Partner Research Centers:

Center for Neurodegenerative Disease Research

Center Structure

Penn has made a significant commitment to address public health issues related to an aging population through research programs that focus on aging and aging-related diseases - particularly brain diseases - and by establishing a network of partners to carry out this research and translate research findings to the clinic and the public-at-large.

At CNDR, the hypothesis that diverse neurodegenerative diseases arise from spreading and aggregation of toxic brain proteins links CNDR research programs. Clarification in any one disorder has a profound impact on understanding the mechanisms that underlie all of these disorders as well as on efforts to develop novel therapies to treat them.

In order to solve the intricate puzzle of neurodegenerative disease, scientists at CNDR are taking a variety of approaches:

Basic Science

Scientists use a basic science approach try to understand what goes wrong at the most basic, molecular and cellular level. At CNDR, the basic science program is led by Dr. Virginia M.-Y. Lee.
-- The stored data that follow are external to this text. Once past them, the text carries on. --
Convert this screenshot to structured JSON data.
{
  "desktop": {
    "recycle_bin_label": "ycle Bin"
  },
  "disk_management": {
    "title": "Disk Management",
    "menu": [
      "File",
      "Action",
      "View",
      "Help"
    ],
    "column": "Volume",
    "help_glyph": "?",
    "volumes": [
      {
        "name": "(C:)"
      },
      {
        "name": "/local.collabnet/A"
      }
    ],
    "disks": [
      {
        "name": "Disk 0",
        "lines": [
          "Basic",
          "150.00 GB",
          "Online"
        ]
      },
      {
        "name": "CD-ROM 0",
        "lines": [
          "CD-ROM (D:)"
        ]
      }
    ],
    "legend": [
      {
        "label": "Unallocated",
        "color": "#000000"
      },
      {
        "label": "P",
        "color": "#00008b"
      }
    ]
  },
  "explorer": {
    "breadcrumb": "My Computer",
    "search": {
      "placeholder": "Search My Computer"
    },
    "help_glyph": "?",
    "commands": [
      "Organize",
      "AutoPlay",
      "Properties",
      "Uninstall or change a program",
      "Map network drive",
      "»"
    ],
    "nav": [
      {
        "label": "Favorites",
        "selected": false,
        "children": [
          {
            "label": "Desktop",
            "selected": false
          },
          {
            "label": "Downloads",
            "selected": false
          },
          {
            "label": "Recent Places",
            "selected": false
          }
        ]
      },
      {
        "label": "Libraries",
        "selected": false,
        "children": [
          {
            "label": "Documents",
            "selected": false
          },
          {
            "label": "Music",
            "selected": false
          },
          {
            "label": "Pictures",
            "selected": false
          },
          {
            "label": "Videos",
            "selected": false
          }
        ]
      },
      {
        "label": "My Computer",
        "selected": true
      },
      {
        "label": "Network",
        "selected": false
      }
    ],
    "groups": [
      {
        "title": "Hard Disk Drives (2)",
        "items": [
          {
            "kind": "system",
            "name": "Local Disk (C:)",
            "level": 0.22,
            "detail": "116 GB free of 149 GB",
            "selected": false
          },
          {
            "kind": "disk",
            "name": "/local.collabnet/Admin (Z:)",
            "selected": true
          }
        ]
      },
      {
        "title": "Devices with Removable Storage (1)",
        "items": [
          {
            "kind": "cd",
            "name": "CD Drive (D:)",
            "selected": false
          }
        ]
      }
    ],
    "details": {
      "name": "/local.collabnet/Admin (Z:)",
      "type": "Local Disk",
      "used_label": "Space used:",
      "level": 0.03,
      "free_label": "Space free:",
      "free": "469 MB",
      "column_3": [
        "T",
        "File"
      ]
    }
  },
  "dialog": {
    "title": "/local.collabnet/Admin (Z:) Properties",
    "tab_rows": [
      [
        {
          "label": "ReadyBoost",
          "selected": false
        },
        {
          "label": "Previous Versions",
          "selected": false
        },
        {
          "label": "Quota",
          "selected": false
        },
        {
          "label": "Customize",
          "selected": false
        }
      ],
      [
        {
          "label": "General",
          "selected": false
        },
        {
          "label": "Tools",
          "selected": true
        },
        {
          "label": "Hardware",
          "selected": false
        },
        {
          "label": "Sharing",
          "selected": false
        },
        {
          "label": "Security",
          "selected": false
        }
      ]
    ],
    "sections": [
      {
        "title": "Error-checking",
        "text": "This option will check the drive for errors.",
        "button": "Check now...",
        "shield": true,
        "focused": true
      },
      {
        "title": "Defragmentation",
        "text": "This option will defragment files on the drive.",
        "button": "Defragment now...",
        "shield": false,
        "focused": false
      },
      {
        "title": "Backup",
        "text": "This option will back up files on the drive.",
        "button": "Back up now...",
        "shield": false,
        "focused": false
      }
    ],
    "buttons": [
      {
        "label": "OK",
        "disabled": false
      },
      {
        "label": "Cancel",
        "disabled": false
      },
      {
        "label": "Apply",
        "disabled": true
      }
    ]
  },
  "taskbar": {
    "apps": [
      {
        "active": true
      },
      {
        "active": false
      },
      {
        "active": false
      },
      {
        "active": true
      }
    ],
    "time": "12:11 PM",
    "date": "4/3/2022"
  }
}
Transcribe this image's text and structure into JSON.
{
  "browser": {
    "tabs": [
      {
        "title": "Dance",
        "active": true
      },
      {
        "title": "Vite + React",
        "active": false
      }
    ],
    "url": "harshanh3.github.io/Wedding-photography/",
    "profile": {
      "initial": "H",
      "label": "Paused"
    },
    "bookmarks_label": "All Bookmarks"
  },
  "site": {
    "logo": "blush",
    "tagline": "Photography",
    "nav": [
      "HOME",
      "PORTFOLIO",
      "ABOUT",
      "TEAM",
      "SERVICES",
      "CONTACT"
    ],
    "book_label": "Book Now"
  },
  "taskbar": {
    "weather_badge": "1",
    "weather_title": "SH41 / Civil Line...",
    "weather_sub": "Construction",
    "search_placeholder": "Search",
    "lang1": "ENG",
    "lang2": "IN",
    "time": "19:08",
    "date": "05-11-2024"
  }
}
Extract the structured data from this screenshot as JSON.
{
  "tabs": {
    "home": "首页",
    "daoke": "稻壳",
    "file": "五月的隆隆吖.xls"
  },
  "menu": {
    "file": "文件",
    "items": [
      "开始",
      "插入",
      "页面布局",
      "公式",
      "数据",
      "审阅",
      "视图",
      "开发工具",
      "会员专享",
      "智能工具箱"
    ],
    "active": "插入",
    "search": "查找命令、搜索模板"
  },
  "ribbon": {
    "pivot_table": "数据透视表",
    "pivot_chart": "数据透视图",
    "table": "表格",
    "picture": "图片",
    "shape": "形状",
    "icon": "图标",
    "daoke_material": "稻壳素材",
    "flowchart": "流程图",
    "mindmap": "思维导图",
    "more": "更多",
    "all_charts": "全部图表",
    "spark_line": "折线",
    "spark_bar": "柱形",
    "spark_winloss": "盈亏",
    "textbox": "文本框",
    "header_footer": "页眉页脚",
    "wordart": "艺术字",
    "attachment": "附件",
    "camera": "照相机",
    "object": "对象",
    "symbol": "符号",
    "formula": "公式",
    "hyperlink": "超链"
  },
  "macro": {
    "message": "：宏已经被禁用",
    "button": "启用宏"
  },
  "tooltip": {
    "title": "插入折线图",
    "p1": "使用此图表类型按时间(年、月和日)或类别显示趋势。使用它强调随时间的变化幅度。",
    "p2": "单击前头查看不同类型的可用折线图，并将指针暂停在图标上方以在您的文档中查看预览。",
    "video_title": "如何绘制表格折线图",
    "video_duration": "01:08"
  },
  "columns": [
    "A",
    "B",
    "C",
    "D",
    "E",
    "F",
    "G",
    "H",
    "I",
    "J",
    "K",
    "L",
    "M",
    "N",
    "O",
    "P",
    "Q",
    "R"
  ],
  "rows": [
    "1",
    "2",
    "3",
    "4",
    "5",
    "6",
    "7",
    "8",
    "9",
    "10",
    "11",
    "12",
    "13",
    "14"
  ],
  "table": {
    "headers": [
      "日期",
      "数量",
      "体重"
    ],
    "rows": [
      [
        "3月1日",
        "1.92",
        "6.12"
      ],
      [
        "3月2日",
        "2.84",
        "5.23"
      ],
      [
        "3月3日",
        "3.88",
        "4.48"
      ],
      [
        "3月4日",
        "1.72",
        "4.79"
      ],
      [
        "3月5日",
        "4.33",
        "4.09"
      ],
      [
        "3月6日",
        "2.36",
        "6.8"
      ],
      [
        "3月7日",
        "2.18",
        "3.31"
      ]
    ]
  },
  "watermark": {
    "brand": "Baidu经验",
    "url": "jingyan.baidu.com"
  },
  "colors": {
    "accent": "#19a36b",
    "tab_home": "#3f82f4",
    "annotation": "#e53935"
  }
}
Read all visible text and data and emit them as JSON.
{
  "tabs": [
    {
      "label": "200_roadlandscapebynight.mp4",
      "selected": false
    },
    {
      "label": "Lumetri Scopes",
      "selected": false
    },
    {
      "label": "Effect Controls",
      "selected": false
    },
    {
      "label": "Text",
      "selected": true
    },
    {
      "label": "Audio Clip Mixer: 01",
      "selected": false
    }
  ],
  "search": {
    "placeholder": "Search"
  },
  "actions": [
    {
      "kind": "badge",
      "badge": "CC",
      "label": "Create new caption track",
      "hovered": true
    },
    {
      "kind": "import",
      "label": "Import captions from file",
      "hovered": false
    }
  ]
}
Some of the neurodegenerative diseases originate from mutations in genes. Even those diseases that are not strictly 'genetic' have some genetic component. At CNDR, the neurogenetics program is led by Dr. Jerry Schellenberg and Dr. Vivianna Van Deerlin.


Much of what is known about neurodegenerative disease comes from studies of brain tissue from both affected people and animal models of the disease. At CNDR, the neuropathology program is led by Dr. John Trojanowski. Researchers can request to obtain samples from the Tissue Research Bank for study.


Biomarkers are characteristics that can be objectively measured and that indicate the presence or state of a disease. They are extremely important for diagnosing disease and monitoring response to treatment. The search for biomarkers of neurodegenerative diseases at CNDR is led by Dr. Leslie Shaw, who is also the Biomarker Core Co-Director of the Alzheimer's Disease Neuroimaging Initiative (ADNI) and Penn's Biomarker Core center for the Michael J. Fox Foundation's Parkinson's Progression Markers Initiative.

Translational Medicine

The focus of the Translational Medicine Program is on translating basic research discoveries into treatment approaches that will be useful in the clinical setting. At CNDR, this effort is led by Dr. Virginia M.-Y. Lee and Dr. John Trojanowski.

Drug Discovery

The long process of developing new drugs that will be useful in treating neurodegenerative diseases begins with the discovery of targets that, if modified, might affect the course of the disease. It includes the development of assays for evaluating the effect of different substances on those targets, the screening of hundreds of thousands of compounds to identify one or a few possible drug candidates, the optimization of these candidate drugs, and the testing of potential drugs in animal models of the disease and then in humans. The drug discovery effort at CNDR, which includes the Marian S. Ware Alzheimer Program, is led by Dr. Kurt BrundenDr. Virginia Lee, and Dr. John Trojanowski.

Clinical Research

Research discoveries made in the laboratory must be tested in clinical settings in order to determine their effectiveness.

Biostatistics and Bioinformatics

Biomedical research in the 21st century results in the acquisition of enormous amounts of data. At CNDR, the management and analysis of data collected is led by Dr. Sharon Xie and Dr. Li-San Wang. The team is working on disease-related bioinformatics (aging, neurodegenerative diseases, and cancer), human genetics (including genome-wide association studies and whole-genome/whole exome resequencing studies), and computational methods for next-generation sequencing technology. They work collaboratively to analyze the Integrative Neurodegenerative Disease Database (INDD) from the Center for Neurodegenerative Disease Research (CNDR) that tracks ~11,000 patients who attended one of four neurodegenerative disease centers at Penn. This project hopes to lead to better characterization of disease progression, robust identification of controls and AD patients for clinical studies, and more sensitive early diagnosis of conditions such as Alzheimer's disease.